On July 1,1867, Queen Victoria proclaimed in force the British North America Act, 1867 which merged the provinces of Canada, Nova Scotia and New Brunswick into the Dominion of Canada.

The first Prime Minister, Sir John A. Macdonald, had wanted the new country to be named the Kingdom of Canada, but the timorous British had refused, afraid to upset the Americans to the south.

“Dominion” was chosen instead, possibly inspired by Psalm 72:8: “He shall have dominion from sea to sea.” Canada’s heraldic motto is the Latin version: “A Mari usque ad Mare.”

Of the 66 books in the (Protestant) bible, the shortest book is 3 John at 299 words. The longest book is Psalms, at 43,743 words.

DOH!! Thanks ElvisLIves.

John Donne (1572-1631) was an English poet and a cleric in the Church of England. He is considered the pre-eminent representative of the metaphysical poets. His works are noted for their strong, sensual style and include sonnets, love poems, religious poems, Latin translations, epigrams, elegies, songs, satires and sermons.

Despite his great education and poetic talents, Donne lived in poverty for several years, relying heavily on wealthy friends. He spent much of the money he inherited during and after his education on womanising, literature, pastimes, and travel.
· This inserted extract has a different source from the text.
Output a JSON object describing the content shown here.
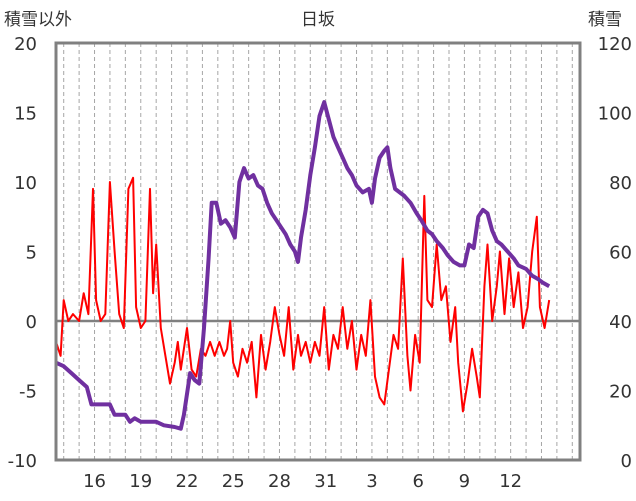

In 1601, Donne secretly married Anne More, with whom he had twelve children.[3] In 1615, he became an Anglican priest, although he did not want to take Anglican orders. He did so because King James I persistently ordered it. In 1621, he was appointed the Dean of St Paul’s Cathedral in London. He also served as a member of parliament in 1601 and in 1614.
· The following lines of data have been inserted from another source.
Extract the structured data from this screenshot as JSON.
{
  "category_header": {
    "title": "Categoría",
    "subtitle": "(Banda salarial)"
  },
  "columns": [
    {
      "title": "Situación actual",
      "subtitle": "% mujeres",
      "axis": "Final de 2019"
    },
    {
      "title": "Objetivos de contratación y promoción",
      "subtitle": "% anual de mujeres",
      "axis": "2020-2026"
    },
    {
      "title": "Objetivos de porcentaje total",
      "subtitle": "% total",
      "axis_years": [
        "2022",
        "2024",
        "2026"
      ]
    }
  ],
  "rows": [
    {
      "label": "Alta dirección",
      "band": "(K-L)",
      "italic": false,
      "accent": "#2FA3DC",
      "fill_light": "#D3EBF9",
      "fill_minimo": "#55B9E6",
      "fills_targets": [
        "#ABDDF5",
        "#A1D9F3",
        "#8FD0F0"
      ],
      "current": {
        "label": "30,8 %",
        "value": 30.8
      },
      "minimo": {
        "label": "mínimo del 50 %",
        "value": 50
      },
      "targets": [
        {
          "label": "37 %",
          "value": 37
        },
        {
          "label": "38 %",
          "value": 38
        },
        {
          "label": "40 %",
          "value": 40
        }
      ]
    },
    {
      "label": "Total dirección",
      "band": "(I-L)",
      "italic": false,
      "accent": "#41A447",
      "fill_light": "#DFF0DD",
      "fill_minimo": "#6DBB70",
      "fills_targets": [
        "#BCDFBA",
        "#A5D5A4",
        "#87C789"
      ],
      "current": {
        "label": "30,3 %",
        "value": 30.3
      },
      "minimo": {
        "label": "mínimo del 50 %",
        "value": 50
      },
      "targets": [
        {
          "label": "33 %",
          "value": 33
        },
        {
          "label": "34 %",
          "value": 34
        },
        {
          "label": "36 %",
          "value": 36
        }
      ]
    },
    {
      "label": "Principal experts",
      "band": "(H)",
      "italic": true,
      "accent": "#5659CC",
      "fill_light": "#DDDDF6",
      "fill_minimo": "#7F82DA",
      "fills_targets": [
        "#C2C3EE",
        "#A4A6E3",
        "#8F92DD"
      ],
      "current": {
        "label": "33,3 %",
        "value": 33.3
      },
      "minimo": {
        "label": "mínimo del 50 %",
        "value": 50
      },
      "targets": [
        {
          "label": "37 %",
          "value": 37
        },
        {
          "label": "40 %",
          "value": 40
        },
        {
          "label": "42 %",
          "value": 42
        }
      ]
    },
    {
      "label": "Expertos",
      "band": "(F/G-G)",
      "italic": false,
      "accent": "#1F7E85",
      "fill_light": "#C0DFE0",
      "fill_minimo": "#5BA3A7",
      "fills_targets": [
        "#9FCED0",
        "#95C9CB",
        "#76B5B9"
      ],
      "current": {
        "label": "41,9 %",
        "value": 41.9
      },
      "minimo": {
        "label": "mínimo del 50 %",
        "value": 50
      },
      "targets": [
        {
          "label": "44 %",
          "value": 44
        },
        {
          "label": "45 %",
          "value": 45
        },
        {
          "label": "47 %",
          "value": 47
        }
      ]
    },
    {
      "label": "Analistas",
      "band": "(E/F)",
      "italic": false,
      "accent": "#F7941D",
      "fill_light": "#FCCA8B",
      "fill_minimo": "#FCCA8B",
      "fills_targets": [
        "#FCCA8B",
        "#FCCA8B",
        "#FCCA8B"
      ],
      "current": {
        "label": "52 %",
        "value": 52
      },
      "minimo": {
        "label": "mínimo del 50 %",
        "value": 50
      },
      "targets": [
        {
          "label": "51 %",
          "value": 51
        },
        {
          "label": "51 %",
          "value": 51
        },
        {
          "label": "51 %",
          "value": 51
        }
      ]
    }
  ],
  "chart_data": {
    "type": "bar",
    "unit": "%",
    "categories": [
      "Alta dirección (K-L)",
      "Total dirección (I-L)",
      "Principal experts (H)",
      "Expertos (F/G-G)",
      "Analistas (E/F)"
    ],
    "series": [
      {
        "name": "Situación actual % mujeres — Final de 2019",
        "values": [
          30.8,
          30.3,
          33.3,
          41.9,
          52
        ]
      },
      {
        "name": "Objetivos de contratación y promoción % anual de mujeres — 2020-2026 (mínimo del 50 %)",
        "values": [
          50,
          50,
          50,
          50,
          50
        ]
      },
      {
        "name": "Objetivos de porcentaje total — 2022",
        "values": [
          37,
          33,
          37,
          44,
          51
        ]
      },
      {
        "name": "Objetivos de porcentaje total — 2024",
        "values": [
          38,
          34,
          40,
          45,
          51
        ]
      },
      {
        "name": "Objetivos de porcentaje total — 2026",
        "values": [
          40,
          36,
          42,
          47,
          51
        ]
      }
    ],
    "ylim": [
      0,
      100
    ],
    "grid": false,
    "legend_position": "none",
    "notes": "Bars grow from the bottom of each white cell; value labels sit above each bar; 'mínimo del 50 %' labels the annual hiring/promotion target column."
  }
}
In the film Mary Poppins, Julie Andrews sings “Feed the Birds” while an old lady sells bags of seeds and crumbs to people who feed the pigeons outside St. Paul’s Cathedral. The old lady was played by Jane Darwell, best known as Ma Joad in The Grapes of Wrath, in her final film role.

The hardnosed, skilled but troubled Metropolitan Police Det. Chief Insp. Jane Tennison was played by Helen Mirren in the Prime Suspect series. It ran for seven seasons.

According to a series of commercials in the 80s, Doctor Who’s TARDIS had a Prime (brand) computer.